Reading your journey was incredible. I felt understood and not so alone. Like you, I went no contact. Like you, I grieved for what I didn’t have, fought for who I was always meant to be. Healing is never ending but your raw honesty and bravery in sharing and continuing to find yourself is inspiring. ((Hugs))
J**N
Knowledgeable experience with Narcissism
A great perspective on Narcissism. The Author provides a very relatable read if you have a Narcissist in your life. Her experience shows there is light at the end of the tunnel, and you too can find your strength to heal from emotional abuse. The Author also has a journal that will help you on your healing journey. Highly recommend both!
C**L
Easy read, raw and real
After following this author on Facebook for months and being a huge fan of her work there, I expected her story to be a little more traumatic for her level of understanding of human emotion. The high sensitivity and intellectual personality feels emotion deeper as an empath and this shows through the memories she brings up. Her writing ability and depth of content online is not matched in this book in my opinion. I would rather see a book of the caliber of the online discourse over this story. Of course, I was raised in a cult so my perception of trauma is on a different level than most… nonetheless, it’s a heartbreaking, easy read of the impacts of conditional love on a child and how long lasting over generations the repercussions of this type of trauma can be.

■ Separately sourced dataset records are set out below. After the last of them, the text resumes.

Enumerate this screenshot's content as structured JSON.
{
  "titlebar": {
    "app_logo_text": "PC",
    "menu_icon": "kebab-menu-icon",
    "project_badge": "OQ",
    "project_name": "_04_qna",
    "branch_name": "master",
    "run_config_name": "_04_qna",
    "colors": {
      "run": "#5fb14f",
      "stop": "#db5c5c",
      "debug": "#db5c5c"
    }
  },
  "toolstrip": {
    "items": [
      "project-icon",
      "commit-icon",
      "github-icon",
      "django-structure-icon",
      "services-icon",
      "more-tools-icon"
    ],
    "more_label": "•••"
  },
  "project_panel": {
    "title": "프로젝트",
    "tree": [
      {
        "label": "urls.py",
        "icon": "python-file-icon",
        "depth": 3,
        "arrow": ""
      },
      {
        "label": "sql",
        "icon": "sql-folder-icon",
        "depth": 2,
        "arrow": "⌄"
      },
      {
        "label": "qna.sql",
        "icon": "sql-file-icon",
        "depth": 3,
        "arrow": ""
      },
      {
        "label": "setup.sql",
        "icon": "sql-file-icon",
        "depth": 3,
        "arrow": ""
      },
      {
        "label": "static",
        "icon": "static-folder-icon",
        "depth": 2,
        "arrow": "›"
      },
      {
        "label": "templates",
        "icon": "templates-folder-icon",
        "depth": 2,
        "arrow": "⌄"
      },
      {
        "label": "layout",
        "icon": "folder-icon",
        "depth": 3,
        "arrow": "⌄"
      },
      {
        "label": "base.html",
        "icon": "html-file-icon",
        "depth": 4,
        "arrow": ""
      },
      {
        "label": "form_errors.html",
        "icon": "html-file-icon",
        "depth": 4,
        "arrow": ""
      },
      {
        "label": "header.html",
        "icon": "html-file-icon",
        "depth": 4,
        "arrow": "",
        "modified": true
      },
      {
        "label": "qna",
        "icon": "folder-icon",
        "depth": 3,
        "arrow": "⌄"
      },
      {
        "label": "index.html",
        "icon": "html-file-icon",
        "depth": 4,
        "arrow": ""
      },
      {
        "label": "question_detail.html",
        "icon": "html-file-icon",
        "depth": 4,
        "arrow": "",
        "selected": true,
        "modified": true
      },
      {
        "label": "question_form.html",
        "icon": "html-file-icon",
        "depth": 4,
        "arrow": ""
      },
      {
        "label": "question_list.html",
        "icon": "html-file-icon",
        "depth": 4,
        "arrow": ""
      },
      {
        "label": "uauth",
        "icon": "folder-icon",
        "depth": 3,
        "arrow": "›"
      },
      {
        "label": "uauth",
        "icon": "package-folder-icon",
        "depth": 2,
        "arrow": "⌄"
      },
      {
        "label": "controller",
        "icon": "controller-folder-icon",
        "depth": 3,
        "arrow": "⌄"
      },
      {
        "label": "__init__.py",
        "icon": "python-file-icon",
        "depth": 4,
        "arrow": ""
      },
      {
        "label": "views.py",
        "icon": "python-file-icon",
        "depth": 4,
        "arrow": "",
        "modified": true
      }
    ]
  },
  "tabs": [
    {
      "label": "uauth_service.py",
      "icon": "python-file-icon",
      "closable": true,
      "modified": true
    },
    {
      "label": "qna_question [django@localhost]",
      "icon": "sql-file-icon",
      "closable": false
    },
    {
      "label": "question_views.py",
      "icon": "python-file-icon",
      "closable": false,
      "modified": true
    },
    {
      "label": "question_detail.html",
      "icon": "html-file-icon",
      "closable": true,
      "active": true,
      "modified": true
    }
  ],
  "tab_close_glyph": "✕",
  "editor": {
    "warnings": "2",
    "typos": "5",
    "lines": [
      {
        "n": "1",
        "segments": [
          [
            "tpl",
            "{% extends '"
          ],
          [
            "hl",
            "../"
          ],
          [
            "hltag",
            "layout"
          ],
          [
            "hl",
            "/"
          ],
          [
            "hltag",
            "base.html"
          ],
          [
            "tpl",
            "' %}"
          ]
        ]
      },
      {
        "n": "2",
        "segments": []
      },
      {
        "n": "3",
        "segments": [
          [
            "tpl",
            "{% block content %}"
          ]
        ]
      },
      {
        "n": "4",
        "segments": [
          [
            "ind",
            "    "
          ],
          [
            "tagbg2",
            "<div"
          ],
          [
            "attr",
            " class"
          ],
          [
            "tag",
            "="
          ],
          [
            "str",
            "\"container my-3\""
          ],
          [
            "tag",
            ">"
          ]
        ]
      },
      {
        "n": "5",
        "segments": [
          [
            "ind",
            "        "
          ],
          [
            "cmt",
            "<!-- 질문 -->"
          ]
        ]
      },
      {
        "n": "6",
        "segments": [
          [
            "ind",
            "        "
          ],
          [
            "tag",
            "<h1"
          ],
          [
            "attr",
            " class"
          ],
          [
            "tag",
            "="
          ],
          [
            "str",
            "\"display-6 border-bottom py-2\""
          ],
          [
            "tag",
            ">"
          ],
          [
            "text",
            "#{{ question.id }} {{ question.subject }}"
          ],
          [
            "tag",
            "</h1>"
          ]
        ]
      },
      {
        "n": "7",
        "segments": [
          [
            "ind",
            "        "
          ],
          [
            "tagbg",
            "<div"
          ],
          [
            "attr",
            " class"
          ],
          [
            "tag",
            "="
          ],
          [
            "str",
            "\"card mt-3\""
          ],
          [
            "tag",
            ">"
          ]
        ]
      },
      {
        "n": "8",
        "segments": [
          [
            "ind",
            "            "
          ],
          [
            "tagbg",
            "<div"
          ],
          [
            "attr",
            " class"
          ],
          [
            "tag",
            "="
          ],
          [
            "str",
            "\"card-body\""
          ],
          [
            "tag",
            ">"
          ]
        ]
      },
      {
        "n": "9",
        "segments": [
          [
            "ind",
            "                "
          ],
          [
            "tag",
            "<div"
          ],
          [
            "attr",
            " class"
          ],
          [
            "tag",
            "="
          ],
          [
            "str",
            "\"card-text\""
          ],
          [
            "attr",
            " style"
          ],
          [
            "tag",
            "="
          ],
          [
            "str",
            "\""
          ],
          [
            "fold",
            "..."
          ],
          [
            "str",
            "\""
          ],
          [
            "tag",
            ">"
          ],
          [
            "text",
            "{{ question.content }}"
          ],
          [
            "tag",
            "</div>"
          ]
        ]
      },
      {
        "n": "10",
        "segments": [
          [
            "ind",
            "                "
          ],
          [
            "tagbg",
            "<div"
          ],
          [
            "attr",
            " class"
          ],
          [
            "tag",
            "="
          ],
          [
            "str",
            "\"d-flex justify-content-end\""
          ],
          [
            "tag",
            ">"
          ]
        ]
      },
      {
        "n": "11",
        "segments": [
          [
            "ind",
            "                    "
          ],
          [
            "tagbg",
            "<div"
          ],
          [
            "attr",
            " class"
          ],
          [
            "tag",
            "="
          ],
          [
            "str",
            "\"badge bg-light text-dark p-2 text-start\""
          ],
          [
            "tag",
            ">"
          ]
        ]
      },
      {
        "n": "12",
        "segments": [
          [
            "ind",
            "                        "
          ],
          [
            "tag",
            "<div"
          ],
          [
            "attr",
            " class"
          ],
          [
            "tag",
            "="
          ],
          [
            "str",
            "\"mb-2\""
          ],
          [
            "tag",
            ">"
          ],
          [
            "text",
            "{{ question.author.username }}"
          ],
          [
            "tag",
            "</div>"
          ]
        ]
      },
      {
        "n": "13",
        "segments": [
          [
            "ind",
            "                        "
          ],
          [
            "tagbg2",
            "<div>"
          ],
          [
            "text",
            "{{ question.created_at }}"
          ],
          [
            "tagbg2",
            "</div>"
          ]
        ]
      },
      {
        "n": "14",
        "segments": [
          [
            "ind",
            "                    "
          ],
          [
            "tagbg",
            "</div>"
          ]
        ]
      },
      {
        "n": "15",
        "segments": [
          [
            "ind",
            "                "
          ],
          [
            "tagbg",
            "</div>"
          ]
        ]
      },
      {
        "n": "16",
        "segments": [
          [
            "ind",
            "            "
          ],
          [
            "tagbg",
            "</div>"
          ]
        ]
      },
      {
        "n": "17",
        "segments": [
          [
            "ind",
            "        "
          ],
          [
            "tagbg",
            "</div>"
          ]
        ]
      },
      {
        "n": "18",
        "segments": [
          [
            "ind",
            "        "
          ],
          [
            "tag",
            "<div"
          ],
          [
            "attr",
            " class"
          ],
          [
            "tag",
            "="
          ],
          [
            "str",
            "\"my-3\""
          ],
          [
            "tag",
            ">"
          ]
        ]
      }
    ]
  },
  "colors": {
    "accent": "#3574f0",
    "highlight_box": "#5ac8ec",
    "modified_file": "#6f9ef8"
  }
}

I anticipate a much better book ahead from this pen as she is curating an even better framework of analysis on her childhood as she is clearly doing work in trauma therapy with a strong counselor or therapist or authors who are having the intended outcome of helping her heal her aching heart & spirit from decades of rejection and pain. Well done and keep up the transparency!
K**R
What parental narcissistic abuse & healing from it really look like.
Detailed, moving account of life with & healing from a brutal narcissistic parent. A great testament to doing one of the most painful & difficult things a child can do: going no contact with an offending parent. The author's optimism keeps the book from becoming depressing and is a compelling read. Having grown up with two narcissistic parents, I understand the enormous courage it takes to publicly share one's story. Highly recommend if you think your parent is a narcissist or if you know someone who might be living in this abusive situation.
L**A
Inspiring, honest, and amazing!
This book was so easy to read and kept you wanting to know more. Kylie’s story is heartbreaking, but inspiring as to how she takes her life back. It is the perfect book for anyone who has ever known a narcissist. It makes you feel heard and seen. She did a fantastic job writing and sharing her story!